Temporal NDCG@K (Normalized Discounted Cumulative Gain) measures ranking quality with graded temporal relevance. Unlike binary relevance, NDCG rewards documents with higher temporal overlap and penalizes poor ranking positions.

Formula

\[ \text{TemporalNDCG@K} = \frac{DCG@K}{IDCG@K} \]

Where:

\[ DCG@K = \sum_{i=1}^{K} \frac{\text{rel\_score}(d_i, q)}{\log_2(i + 1)} \]
\[ \text{rel\_score}(d, q) = \frac{|QFT \cap DFT_d|}{|QFT \cup DFT_d|} \]

And \(IDCG@K\) is the DCG of the ideal ranking (documents sorted by relevance score).

In Focus Time mode: Relevance is Jaccard similarity scaled to [0, 4] for compatibility with standard NDCG grading.

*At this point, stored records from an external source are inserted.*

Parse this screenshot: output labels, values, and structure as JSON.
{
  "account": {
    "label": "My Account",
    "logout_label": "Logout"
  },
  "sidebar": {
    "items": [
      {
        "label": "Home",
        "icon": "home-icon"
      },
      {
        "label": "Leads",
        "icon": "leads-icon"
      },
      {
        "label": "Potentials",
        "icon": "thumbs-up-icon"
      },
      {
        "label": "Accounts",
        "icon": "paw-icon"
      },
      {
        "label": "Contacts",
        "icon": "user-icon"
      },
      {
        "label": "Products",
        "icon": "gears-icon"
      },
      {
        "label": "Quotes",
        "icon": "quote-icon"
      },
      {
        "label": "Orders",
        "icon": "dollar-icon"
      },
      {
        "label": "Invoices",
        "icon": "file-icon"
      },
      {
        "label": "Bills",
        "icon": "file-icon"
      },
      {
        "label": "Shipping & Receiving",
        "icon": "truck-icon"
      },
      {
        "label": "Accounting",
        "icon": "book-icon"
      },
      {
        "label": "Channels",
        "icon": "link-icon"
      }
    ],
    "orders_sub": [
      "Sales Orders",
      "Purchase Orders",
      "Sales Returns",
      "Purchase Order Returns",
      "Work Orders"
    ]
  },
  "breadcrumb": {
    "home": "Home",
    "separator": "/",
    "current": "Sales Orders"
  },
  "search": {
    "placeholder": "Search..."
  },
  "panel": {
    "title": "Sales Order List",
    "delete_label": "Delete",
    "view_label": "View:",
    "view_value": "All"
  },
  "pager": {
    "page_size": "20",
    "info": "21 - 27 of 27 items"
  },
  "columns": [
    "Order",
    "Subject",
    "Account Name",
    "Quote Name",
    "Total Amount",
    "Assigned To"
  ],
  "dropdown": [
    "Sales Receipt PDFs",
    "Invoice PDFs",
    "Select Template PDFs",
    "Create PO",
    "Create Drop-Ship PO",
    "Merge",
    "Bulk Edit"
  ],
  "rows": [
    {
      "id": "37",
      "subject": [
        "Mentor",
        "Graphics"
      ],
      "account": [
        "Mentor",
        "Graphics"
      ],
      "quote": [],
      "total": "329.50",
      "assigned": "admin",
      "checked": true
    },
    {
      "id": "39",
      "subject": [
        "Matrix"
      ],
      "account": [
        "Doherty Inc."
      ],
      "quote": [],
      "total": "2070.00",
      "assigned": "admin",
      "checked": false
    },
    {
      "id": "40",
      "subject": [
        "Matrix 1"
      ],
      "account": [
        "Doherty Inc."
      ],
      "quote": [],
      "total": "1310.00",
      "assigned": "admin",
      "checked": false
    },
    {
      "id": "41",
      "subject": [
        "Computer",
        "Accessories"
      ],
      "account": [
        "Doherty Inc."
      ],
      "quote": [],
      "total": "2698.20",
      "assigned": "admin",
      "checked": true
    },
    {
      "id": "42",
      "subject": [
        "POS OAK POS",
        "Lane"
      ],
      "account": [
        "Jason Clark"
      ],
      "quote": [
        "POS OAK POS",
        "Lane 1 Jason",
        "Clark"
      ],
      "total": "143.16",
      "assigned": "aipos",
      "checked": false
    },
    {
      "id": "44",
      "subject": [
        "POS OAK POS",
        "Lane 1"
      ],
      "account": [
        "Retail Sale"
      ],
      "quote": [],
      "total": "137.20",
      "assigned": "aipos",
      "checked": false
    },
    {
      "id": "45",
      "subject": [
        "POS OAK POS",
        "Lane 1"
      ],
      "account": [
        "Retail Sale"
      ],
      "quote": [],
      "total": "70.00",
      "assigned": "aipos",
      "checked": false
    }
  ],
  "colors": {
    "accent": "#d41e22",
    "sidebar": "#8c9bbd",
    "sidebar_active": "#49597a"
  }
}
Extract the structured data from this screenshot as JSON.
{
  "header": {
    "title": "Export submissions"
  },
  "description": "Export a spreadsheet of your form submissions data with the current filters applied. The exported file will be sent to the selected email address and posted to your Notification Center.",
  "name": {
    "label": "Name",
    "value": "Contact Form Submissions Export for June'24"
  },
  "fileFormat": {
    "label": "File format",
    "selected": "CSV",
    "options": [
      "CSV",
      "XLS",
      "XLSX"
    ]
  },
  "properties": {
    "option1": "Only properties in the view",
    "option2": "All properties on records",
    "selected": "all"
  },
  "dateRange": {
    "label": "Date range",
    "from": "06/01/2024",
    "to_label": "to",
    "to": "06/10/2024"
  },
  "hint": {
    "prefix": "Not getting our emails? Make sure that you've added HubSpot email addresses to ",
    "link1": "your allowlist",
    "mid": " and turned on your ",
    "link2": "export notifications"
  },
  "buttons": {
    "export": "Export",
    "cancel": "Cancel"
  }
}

In simple terms: How well are temporally relevant documents ranked? (1.0 = perfect ranking, 0.0 = worst ranking)

Inputs

  • retrieved_ids and gold_ids (gold mode)
  • query and retrieved_docs (LLM mode)
  • qft and dfts (Focus Time mode)
  • k (cutoff)

Output

  • Range: [0, 1], higher is better.

Prompt (LLM mode)

## Task
Rate the temporal relevance of this document to the query on a scale of 0-4.

## Query
{query}

## Document
{document}

## Grading Scale (G-EVAL style)
- 4: Perfect - Contains exact temporal information needed to fully answer the query
- 3: Highly Relevant - Contains most temporal information, minor gaps
- 2: Partially Relevant - Contains some temporal context but incomplete
- 1: Marginally Relevant - Mentions related time periods but doesn't directly answer
- 0: Not Relevant - No useful temporal information for this query

## Output (JSON)
{
    "relevance_score": 0 to 4,
    "reasoning": "brief explanation of temporal relevance"
}

Examples

Focus Time

from tempoeval.metrics import TemporalNDCG

metric = TemporalNDCG(use_focus_time=True)
score = metric.compute(qft={2020, 2021}, dfts=[{2020, 2021}, {2019}], k=2)

LLM

from tempoeval.metrics import TemporalNDCG

metric = TemporalNDCG(use_llm=True)
metric.llm = llm
score = await metric.acompute(
    query="When did X happen?",
    retrieved_docs=["..."],
    k=5
)

Synchronous usage

Use compute(...) for sync calls and acompute(...) for async.